J’aime beaucoup par exemple l’institution de
la péremption, la coutume ou la loi
permettant que tout crime, s’il est resté impuni, soit automatiquement pardonné
au bout d’un certain laps de temps, absous, acquitté, simplement parce que la
société n’est pas rancunière ad infinitum
envers l’individu – elle condamne l’institution de la vendetta et enseigne aux
gens la miséricorde. Elle exprime par là même, inconsciemment, une autre thèse
aussi : elle considère, au départ et en général, l’âme humaine comme
plutôt bonne et salutaire, c’est dans sa nature généreuse et bienveillante
qu’elle voit la norme humaine saine et qu’elle qualifie le crime et la
malveillance comme des maladies. Ceci est une évidence, puisque la
manifestation de gratitude et de reconnaissance pour les bienfaits ne comporte
pas de péremption. Je n’ai par exemple jamais entendu qu’on démolisse la statue
ou le monument d’un grand homme, sous prétexte que le personnage a fait le
bien, mais son action est périmée. Ou plutôt, j’y pense, une telle chose s’est
à peu près produite dans notre époque : Thomas Mann a été déchu de sa
nationalité ; mais dans un tel cas on n’avoue pas ouvertement que la
société en avait plus qu’assez du bienfait en question, elle aspire à quelque
chose de plus intéressant – elle préfère déclarer (dans le respect de son
principe) que ce qui comptait jusque-là comme un bienfait, était en fait crime
et nuisance.
De toute façon, quelle idée amusante et
excitante est de penser que Győző Kecskeméty[1],
le célèbre escroc, s’il vit, pourrait désormais tranquillement revenir à la
maison, personne ne lui demanderait des comptes. C’est comme si la société lui
disait : bon, ça va, tant pis, escroc, oublions tout ça – tu as eu ta
peine depuis le temps, si ce n’est pas par autre chose, c’est pour avoir
vieilli de trente ans depuis les faits, il ne te reste plus beaucoup de temps à
vivre, probablement n’as–tu plus beaucoup d’argent non plus – bon, assieds-toi
à notre table, on te fait une petite place, on va nous apporter la soupe.

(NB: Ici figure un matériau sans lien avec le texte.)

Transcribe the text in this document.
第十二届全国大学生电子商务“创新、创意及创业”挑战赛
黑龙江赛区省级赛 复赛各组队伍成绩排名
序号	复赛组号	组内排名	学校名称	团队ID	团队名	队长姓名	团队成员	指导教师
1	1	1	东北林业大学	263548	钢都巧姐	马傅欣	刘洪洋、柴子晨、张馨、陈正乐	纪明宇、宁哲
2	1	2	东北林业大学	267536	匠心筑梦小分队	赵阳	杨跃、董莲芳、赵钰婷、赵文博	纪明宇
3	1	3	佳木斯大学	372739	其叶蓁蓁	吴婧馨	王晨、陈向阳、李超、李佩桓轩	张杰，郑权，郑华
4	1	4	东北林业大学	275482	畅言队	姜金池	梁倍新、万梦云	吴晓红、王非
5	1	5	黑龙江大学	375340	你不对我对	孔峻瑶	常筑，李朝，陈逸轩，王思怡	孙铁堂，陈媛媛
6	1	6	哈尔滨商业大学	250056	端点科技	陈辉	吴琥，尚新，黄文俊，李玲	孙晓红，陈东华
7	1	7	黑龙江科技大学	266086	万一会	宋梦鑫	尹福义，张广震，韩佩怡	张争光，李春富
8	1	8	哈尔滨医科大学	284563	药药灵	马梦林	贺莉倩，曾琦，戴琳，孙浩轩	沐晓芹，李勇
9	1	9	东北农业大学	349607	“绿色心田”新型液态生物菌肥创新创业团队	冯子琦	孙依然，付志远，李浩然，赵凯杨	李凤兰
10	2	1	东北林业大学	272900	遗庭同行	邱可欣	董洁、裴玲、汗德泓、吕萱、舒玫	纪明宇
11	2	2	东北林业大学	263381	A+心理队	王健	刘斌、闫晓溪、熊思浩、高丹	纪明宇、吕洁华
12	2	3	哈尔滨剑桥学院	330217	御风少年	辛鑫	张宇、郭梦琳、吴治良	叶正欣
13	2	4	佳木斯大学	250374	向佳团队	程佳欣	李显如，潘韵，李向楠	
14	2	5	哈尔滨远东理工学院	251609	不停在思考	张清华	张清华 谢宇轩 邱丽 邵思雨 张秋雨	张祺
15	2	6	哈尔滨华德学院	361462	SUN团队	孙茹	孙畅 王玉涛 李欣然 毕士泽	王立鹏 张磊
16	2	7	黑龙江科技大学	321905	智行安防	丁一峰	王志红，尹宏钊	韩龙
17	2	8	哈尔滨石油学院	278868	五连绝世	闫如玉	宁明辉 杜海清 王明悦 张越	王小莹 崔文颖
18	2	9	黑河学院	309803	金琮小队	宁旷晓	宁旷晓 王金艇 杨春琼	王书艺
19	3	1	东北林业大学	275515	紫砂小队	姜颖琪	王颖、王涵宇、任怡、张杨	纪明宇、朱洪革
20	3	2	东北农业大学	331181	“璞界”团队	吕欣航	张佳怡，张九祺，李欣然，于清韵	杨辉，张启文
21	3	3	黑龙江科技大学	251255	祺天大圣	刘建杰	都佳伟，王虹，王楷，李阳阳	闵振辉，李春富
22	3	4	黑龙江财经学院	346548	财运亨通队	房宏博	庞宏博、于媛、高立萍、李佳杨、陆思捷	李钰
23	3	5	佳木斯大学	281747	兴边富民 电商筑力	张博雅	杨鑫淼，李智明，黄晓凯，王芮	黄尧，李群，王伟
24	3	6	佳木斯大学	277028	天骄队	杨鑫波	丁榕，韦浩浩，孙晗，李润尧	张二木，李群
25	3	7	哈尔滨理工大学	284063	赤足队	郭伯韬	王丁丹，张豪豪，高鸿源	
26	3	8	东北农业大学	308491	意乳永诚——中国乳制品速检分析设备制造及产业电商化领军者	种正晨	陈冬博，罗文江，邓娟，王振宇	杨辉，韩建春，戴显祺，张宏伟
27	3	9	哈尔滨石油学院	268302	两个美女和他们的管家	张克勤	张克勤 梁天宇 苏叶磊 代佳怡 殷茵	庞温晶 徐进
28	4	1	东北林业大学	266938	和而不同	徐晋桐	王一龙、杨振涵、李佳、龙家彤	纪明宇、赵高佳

Elle permet aussi de soulager notre
conscience par un aveu de reconnaissance du
crime est dans tous les cas une bonne chose. Tellement bonne qu’il y a des
personnes chez qui l’aveu d’un crime n’est séparé que d’un pas de la vantardise. Je connais des gens d’un
certain âge qui regrettent carrément de ne pas avoir commis de crime vingt ou
trente années auparavant : comme il serait bon de jouir maintenant,
impuni, des avantages de ce crime.
Même si l’on tient compte de l’éventuel
châtiment.
L’autre jour quelqu’un contemplait longtemps
sa femme avec une affection méditative. Lorsque la femme est sortie, je lui ai
demandé à quoi il pensait.
- Je pense, a-t-il dit les larmes aux
yeux en songeant à ses souvenirs, que si je l’avais assommée il y a vingt ans,
aujourd’hui je serais un homme puni, libre, indépendant et heureux.
Pesti Napló, 8 décembre 1936.
[1] Győző Kecskeméty (né en 1878). Escroc d’un demi-million de couronnes en 1901 à la poste de Budapest. A probablement émigré à New York. N’a jamais été pris.